Wednesday, May 31, 2006

Nut Magnet Strikes Again

I'm busy getting things arranged and organized for my trip back to Frostingville, the home town owned, managed, run, ran, and presided over by my Maternal line, The Frostings. I think I've said before, but it's always worth bearing in mind and therefore repeating, that I am the eldest girl-chick in a brood of 9 Over-Hens. That puts me at the top of the pecking order for girl-cousins, and an object of worship to the younger cousins both hens and roosters. Boys in the family have zero status. Sorry, folks, that's just the way we are hatched.

But being top-chick amongst 57 cousins is not that much to crow about when the Top Hen happens to be my Mother. It makes it impossible to be invisble, and invisibility is a trait you really want when you are living on the verge of being pecked to death 24/7.

Okay, enough poultry analogies. What I really came to talk about is the odd incident that occurred yesterday at the bank. I was yet again the target of a NUT, drawn into my magnetic sphere by the Nut Magnet Gravitational Force of Density.
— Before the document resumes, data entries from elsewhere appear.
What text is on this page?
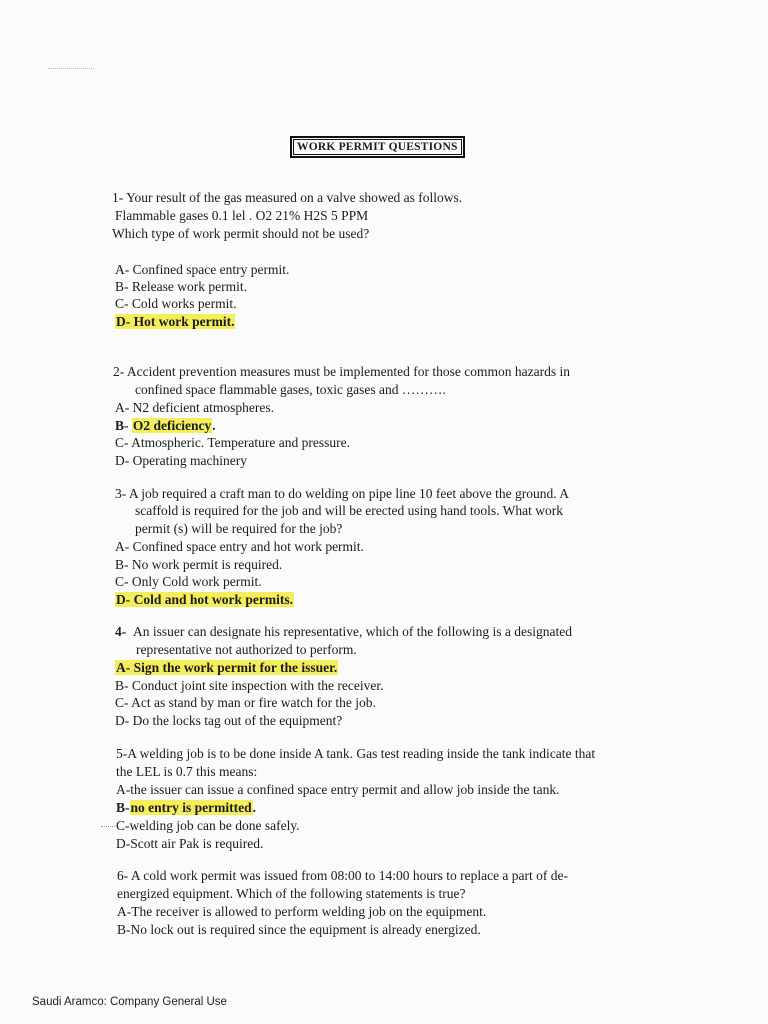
WORK PERMIT QUESTIONS
1- Your result of the gas measured on a valve showed as follows.
Flammable gases 0.1 lel . O2 21% H2S 5 PPM
Which type of work permit should not be used?
A- Confined space entry permit.
B- Release work permit.
C- Cold works permit.
D- Hot work permit.
2- Accident prevention measures must be implemented for those common hazards in
confined space flammable gases, toxic gases and ……….
A- N2 deficient atmospheres.
B- O2 deficiency.
C- Atmospheric. Temperature and pressure.
D- Operating machinery
3- A job required a craft man to do welding on pipe line 10 feet above the ground. A
scaffold is required for the job and will be erected using hand tools. What work
permit (s) will be required for the job?
A- Confined space entry and hot work permit.
B- No work permit is required.
C- Only Cold work permit.
D- Cold and hot work permits.
4- An issuer can designate his representative, which of the following is a designated
representative not authorized to perform.
A- Sign the work permit for the issuer.
B- Conduct joint site inspection with the receiver.
C- Act as stand by man or fire watch for the job.
D- Do the locks tag out of the equipment?
5-A welding job is to be done inside A tank. Gas test reading inside the tank indicate that
the LEL is 0.7 this means:
A-the issuer can issue a confined space entry permit and allow job inside the tank.
B-no entry is permitted.
C-welding job can be done safely.
D-Scott air Pak is required.
6- A cold work permit was issued from 08:00 to 14:00 hours to replace a part of de-
energized equipment. Which of the following statements is true?
A-The receiver is allowed to perform welding job on the equipment.
B-No lock out is required since the equipment is already energized.
Saudi Aramco: Company General Use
I was pulling into a parking space, when a man dressed as a house painter walked right smack dab across my path, yapping away on his cell phone. Don't get me started about people who cell and walk. I was taught that a lady NEVER smokes while in motion, and I feel that this courtesy should extend to the use of cell phones in public. Either be seated discreetly or hang the damn thing up until you can be.
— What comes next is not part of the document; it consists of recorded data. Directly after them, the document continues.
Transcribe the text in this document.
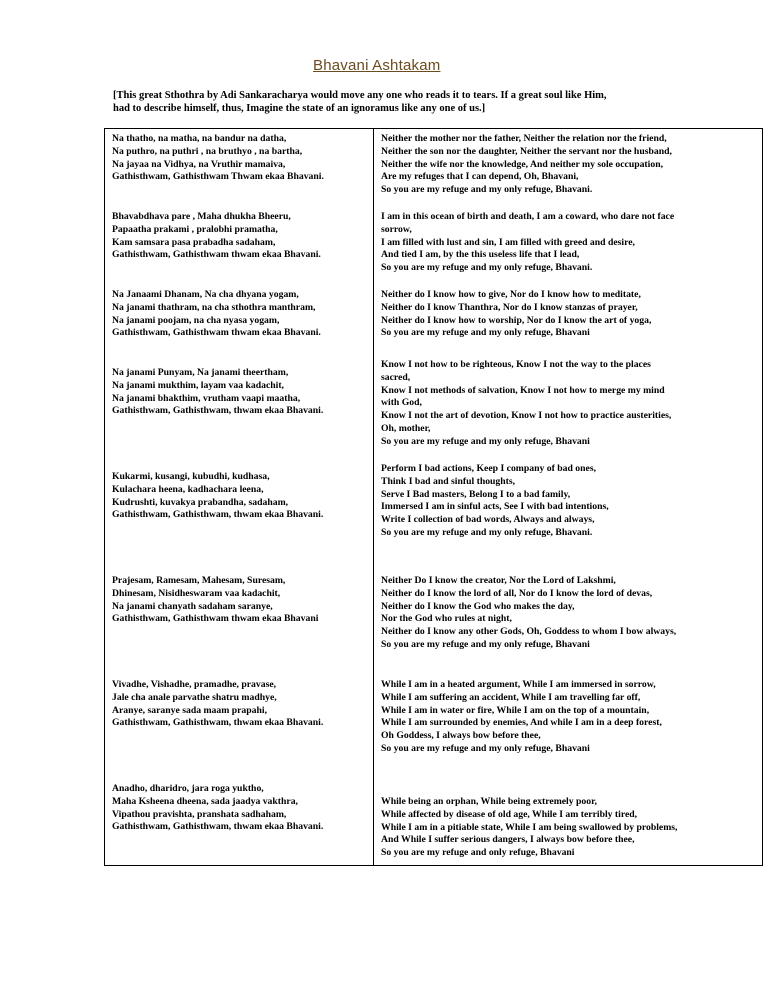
Bhavani Ashtakam
[This great Sthothra by Adi Sankaracharya would move any one who reads it to tears. If a great soul like Him,
had to describe himself, thus, Imagine the state of an ignoramus like any one of us.]
Na thatho, na matha, na bandur na datha,
Na puthro, na puthri , na bruthyo , na bartha,
Na jayaa na Vidhya, na Vruthir mamaiva,
Gathisthwam, Gathisthwam Thwam ekaa Bhavani.
Neither the mother nor the father, Neither the relation nor the friend,
Neither the son nor the daughter, Neither the servant nor the husband,
Neither the wife nor the knowledge, And neither my sole occupation,
Are my refuges that I can depend, Oh, Bhavani,
So you are my refuge and my only refuge, Bhavani.
Bhavabdhava pare , Maha dhukha Bheeru,
Papaatha prakami , pralobhi pramatha,
Kam samsara pasa prabadha sadaham,
Gathisthwam, Gathisthwam thwam ekaa Bhavani.
I am in this ocean of birth and death, I am a coward, who dare not face
sorrow,
I am filled with lust and sin, I am filled with greed and desire,
And tied I am, by the this useless life that I lead,
So you are my refuge and my only refuge, Bhavani.
Na Janaami Dhanam, Na cha dhyana yogam,
Na janami thathram, na cha sthothra manthram,
Na janami poojam, na cha nyasa yogam,
Gathisthwam, Gathisthwam thwam ekaa Bhavani.
Neither do I know how to give, Nor do I know how to meditate,
Neither do I know Thanthra, Nor do I know stanzas of prayer,
Neither do I know how to worship, Nor do I know the art of yoga,
So you are my refuge and my only refuge, Bhavani
Na janami Punyam, Na janami theertham,
Na janami mukthim, layam vaa kadachit,
Na janami bhakthim, vrutham vaapi maatha,
Gathisthwam, Gathisthwam, thwam ekaa Bhavani.
Know I not how to be righteous, Know I not the way to the places
sacred,
Know I not methods of salvation, Know I not how to merge my mind
with God,
Know I not the art of devotion, Know I not how to practice austerities,
Oh, mother,
So you are my refuge and my only refuge, Bhavani
Kukarmi, kusangi, kubudhi, kudhasa,
Kulachara heena, kadhachara leena,
Kudrushti, kuvakya prabandha, sadaham,
Gathisthwam, Gathisthwam, thwam ekaa Bhavani.
Perform I bad actions, Keep I company of bad ones,
Think I bad and sinful thoughts,
Serve I Bad masters, Belong I to a bad family,
Immersed I am in sinful acts, See I with bad intentions,
Write I collection of bad words, Always and always,
So you are my refuge and my only refuge, Bhavani.
Prajesam, Ramesam, Mahesam, Suresam,
Dhinesam, Nisidheswaram vaa kadachit,
Na janami chanyath sadaham saranye,
Gathisthwam, Gathisthwam thwam ekaa Bhavani
Neither Do I know the creator, Nor the Lord of Lakshmi,
Neither do I know the lord of all, Nor do I know the lord of devas,
Neither do I know the God who makes the day,
Nor the God who rules at night,
Neither do I know any other Gods, Oh, Goddess to whom I bow always,
So you are my refuge and my only refuge, Bhavani
Vivadhe, Vishadhe, pramadhe, pravase,
Jale cha anale parvathe shatru madhye,
Aranye, saranye sada maam prapahi,
Gathisthwam, Gathisthwam, thwam ekaa Bhavani.
While I am in a heated argument, While I am immersed in sorrow,
While I am suffering an accident, While I am travelling far off,
While I am in water or fire, While I am on the top of a mountain,
While I am surrounded by enemies, And while I am in a deep forest,
Oh Goddess, I always bow before thee,
So you are my refuge and my only refuge, Bhavani
Anadho, dharidro, jara roga yuktho,
Maha Ksheena dheena, sada jaadya vakthra,
Vipathou pravishta, pranshata sadhaham,
Gathisthwam, Gathisthwam, thwam ekaa Bhavani.
While being an orphan, While being extremely poor,
While affected by disease of old age, While I am terribly tired,
While I am in a pitiable state, While I am being swallowed by problems,
And While I suffer serious dangers, I always bow before thee,
So you are my refuge and only refuge, Bhavani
When the man, mere centimeters away from becoming a scrap of bloody paint-spattered white cloth on the grill of my car bumper, saw that he was in fact making a trajectory across a parking space currently about to be occupied, gave me a big smile and a wave and veered to the side. I caught a glimpse of him in my rear view mirror, meandering out behind my car and still vitally involved in his phone conversation.

I had to wait for him to move before backing up slightly and straightening out in the parking space, at which point he was suddenly beside me at the window, opening my car door! I had this snapshot of his hand, which for some reason had a fist full of cash in it, as he grabbed my door handle.

I said, "What the hell do you think you are doing?" as I threw my car into reverse and jerked the door out of his hand at the same time. I backed up, re-positioned and then shut the car off. I must have already determined from his clothing and happy-idiot grin that he was a harmless elderly gentlemen somewhat befuddled by technology and the concept of parking spaces versus actual walkways, because I wasn't sounding alarm bells, I was merely irritated.

I saw that he had high-tailed it over to his paint truck, and so I exited my car, amidst cries of, "You IDIOT! What were you doing???" from the painter's friend and partner standing by their truck.

As I walked past to the entrance of the bank, the geezer called out, "I was just offering you our full service red carpet treatment!" and I quipped, "I just about red-carpeted your ass, buddy!" and waltzed on past to attend to my banking needs.